Interesting also about using less yeast, I think the Delia recipe sounds like more yeast than some of the others so maybe that's part of it.

Littleomar maybe Delia is right then, will try with a 50:50 mix next time.

OP posts:
tiokiko · 17/01/2011 13:43

HoB good tip (and MM too re: Lebanese bread) - I have tried that before and it's good but I really want to crack making my own dough properly!

OP posts:
taffetacat · 17/01/2011 14:50

A pizza stone made a massive difference to my pizzas. Oven up to 250 with the pizza stone in, roll out the dough ( I use bread flour, the stickier the dough the better so need lots of flour for rolling out )then put the disc on the boiling hot stone ( I bring it out of the oven on the oven rack ), quickly smear on a little tomato sauce ( I make mine using chopped toms reduced in olive oil with garlic , then blitzed ), mozzarella and basil etc, needs 5 minutes.

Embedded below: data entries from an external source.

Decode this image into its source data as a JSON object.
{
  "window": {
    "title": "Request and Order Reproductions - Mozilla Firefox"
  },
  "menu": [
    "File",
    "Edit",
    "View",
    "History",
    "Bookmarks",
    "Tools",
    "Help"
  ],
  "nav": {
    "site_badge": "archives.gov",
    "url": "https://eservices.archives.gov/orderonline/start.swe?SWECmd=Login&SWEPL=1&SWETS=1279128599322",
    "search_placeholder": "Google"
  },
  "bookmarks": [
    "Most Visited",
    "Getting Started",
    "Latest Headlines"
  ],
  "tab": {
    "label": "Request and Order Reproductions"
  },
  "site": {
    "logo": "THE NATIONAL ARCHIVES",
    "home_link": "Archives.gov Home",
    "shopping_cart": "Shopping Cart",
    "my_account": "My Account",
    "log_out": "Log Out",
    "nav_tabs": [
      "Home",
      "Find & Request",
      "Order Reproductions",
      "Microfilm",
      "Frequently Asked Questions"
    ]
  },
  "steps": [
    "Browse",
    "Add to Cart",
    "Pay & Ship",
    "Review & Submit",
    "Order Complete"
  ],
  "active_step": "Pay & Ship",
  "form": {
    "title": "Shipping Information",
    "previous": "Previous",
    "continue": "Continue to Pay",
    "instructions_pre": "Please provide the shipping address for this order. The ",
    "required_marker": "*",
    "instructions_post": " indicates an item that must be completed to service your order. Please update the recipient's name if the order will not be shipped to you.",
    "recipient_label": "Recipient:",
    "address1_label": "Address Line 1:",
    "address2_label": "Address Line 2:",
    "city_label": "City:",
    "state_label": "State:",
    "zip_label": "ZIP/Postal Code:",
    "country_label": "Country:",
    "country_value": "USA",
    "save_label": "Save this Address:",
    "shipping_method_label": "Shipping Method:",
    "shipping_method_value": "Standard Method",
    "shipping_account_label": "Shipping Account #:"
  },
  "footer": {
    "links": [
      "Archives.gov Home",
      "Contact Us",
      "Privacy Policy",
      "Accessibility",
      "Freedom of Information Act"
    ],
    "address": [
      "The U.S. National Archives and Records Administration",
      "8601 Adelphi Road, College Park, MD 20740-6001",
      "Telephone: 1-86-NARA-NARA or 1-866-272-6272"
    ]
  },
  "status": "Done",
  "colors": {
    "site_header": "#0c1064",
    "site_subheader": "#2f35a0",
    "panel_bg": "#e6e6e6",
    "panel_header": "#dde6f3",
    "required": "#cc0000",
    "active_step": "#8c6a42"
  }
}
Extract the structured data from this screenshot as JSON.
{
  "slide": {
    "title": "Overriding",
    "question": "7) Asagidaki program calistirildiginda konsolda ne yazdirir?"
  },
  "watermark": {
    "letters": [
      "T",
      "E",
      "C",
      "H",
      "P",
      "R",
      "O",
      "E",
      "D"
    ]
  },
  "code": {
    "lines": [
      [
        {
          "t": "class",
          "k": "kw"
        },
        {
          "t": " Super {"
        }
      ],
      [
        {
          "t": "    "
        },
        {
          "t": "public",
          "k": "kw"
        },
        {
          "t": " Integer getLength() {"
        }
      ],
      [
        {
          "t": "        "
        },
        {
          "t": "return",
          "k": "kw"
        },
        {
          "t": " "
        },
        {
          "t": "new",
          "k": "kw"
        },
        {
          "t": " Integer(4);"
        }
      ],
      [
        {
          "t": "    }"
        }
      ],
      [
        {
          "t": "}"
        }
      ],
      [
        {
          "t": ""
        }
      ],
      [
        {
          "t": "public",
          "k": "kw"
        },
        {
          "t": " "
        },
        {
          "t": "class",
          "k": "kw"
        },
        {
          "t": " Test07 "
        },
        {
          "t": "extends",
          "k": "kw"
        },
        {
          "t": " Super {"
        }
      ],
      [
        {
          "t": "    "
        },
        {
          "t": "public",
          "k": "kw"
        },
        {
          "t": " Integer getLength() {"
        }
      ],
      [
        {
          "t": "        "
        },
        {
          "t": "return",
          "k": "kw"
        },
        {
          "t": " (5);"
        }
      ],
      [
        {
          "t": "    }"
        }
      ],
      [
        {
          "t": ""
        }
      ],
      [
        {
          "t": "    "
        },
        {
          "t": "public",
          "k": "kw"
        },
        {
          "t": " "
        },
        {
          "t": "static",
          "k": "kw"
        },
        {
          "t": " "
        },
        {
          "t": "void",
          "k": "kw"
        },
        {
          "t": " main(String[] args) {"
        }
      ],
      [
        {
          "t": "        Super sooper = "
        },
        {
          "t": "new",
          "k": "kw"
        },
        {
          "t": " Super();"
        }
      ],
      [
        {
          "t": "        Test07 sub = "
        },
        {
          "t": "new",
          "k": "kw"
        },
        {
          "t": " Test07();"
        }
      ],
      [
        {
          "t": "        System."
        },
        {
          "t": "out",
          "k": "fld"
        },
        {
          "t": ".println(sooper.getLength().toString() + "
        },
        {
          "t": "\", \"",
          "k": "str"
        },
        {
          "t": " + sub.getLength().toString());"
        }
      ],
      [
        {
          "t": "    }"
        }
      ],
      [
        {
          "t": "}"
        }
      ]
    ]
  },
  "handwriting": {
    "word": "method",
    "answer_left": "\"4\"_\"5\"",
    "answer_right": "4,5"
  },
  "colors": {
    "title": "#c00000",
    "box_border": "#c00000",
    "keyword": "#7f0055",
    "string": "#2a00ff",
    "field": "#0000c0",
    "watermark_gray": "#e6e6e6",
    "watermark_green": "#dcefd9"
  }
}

I got my pizza stone from Pampered Chef but they are widely available I believe.

Ginabraz · 01/02/2011 17:06

For the time poor: I use the round lebanese pitta bread as it makes a crispy and tasty base.

I pre-heat the oven to highest temp on fan and put the pizza in for around 5-7 minutes.

I often freeze the homemade tomato base which I make from gently frying onion, carrots, celery, peppers until they are soft (whatever veg is available), add tinned tomatoes and a little chicken stock. Let reduce and thicken, then blend using a handheld blender. This is a delicious base or sauce for pasta ect.